Il faudrait écrire l’expérience vécue hier. L’écrire pour en garder une trace, une trace sur laquelle l’inconscient ne pourrait pas venir déposer son empreinte, souiller la scène initiale, brouiller les pistes. L’écriture de ce moment équivaut à une mise sous scellés de ce qui a eu lieu.
Fany qui parle de mon livre, qui lit avec délectation des extraits, qui, comme moi et contrairement à tant d’autres lectrices, y a vu un livre drôle. Enfin… Fany qui malgré sa jeunesse s’est emparée de ce livre, qui en a trouvé l’écriture belle parce que, dit-elle, c’est cette écriture particulière qui rend cette histoire universelle à chaque moment. Fany qui conclura en disant à quel point d’autres livres, nombreux, publiés dans de grandes maisons d’édition, n’ont pas sa qualité et qui dit ces mots-ci que je dois écrire bleu sur blanc pour les lire quand tout dans ma tête hurlera qu’il serait plus sage de reboucher définitivement mon stylo plume, Fany qui dit à ces personnes assises devant nous au Winnibel pour la rencontre, venues parce que c’est Fany et qu’ils lui font confiance, elle dit en les regardant bien en face que c’est un livre qui mérite d’être lu, acheté, offert, parce que c’est un grand livre.
Je n’écris pas pour que l’on me dise cela.

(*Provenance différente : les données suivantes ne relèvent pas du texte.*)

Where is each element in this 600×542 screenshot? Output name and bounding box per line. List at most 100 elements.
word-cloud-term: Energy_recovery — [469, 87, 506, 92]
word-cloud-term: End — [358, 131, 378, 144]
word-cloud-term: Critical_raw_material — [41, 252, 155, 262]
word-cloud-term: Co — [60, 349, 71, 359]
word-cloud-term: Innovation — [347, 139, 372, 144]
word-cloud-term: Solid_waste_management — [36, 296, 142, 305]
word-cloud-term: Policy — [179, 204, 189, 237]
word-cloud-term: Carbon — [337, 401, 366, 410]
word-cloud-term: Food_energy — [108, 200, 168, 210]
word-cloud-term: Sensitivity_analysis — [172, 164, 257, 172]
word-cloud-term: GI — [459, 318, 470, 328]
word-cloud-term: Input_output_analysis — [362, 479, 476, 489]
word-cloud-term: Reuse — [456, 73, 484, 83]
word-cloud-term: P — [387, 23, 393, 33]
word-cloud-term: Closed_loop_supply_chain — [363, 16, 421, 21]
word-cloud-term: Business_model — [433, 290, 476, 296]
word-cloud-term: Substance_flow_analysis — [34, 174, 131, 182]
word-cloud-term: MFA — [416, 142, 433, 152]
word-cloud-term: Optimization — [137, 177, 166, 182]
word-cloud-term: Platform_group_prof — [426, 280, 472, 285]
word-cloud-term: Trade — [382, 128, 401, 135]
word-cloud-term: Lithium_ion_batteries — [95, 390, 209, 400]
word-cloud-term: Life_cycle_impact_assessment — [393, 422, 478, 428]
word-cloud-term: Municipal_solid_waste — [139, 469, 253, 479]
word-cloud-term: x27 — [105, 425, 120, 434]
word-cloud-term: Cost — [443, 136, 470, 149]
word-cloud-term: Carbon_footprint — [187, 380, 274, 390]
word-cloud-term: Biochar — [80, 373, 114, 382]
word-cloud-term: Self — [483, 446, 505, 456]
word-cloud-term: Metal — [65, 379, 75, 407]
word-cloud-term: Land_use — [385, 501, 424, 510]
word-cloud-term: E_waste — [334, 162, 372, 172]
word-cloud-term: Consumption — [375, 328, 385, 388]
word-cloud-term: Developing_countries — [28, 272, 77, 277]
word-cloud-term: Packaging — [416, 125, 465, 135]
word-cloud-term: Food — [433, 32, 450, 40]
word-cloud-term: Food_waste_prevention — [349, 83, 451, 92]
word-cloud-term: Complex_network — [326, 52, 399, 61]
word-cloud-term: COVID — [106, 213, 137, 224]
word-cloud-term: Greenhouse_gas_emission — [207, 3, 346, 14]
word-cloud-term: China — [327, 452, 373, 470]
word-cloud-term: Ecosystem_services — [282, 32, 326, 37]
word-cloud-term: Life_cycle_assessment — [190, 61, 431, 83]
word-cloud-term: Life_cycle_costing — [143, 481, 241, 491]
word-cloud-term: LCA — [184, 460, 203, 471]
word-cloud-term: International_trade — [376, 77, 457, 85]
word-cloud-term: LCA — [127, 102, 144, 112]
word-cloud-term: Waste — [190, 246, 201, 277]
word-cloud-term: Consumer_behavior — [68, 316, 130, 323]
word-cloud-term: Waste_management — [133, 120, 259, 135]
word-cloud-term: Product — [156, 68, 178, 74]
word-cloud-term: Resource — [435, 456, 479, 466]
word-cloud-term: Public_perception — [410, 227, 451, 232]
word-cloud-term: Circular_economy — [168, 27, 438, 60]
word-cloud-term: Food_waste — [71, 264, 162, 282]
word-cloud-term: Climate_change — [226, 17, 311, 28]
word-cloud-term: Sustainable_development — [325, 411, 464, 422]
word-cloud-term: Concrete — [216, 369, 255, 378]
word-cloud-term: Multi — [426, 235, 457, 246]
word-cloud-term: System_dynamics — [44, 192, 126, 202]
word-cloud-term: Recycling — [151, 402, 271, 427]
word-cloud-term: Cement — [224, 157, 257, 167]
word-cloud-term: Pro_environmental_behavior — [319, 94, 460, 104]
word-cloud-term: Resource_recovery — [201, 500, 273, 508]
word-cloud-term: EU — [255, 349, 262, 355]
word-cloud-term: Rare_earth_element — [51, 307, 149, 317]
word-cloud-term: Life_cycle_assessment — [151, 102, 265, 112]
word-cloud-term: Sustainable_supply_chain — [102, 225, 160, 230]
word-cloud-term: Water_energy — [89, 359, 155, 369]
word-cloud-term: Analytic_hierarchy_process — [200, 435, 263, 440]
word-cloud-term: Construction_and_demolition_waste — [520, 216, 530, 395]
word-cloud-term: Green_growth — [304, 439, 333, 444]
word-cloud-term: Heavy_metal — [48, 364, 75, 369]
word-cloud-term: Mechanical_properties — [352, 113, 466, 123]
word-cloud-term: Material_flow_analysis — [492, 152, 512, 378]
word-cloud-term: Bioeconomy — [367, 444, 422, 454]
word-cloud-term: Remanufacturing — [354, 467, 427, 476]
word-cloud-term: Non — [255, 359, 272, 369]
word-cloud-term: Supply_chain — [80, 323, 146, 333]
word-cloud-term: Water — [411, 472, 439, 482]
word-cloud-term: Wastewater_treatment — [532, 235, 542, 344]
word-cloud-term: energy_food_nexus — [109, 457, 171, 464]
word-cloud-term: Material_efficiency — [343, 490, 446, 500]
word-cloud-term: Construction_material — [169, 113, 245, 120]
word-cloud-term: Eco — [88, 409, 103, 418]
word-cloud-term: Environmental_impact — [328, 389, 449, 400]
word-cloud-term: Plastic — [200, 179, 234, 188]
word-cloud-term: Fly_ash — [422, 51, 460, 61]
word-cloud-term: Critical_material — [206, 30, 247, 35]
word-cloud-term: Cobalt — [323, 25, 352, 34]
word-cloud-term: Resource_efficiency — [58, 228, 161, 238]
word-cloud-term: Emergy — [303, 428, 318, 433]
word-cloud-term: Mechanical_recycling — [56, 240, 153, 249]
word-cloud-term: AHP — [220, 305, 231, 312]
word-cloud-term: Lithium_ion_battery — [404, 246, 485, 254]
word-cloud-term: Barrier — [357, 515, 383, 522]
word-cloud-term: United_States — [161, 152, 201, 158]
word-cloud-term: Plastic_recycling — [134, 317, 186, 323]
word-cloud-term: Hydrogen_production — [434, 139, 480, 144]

J’écris parce que c’est l’acte que j’accomplis dans ma vie et qui a un sens fondamental comme respirer en conscience ou aimer mon homme. J’écris parce qu’il ne m’est plus possible d’arrêter.
Je n’écris pas pour entendre les mots de Fany, ces mots-là, même si ce sont des mots qui écartent pour un temps de ma route les doutes harceleurs et soulagent un peu de l’épuisement que j’éprouve à les extraire d’on ne sait où pour les tendre à je ne sais trop qui, même s’ils furent la machette qui ouvre la piste de l’explorateur dans l’obscurité de la jungle, même s’ils furent les drapeaux brandis sur le passage du cycliste relégué à la fin du peloton, même s’ils sont plus autorisés du fait de celle qui les dit, toute en délicatesse, qui connaît et habite son métier de libraire, avec un sourire capable d’illuminer même les rares jours de grisaille de Granville, certes moins nombreux qu’ailleurs dans cette rue particulière qu’est la rue des Juifs ; ces mots, je me dois de les coucher là, dans ce carnet noir, bleu sur blanc comme les cabines de plage, ancrés solidement côte à côte comme de vaillants petits soldats, quel que soit la force du vent, ils seront là pour le jour où j’aurai besoin de me remettre en selle.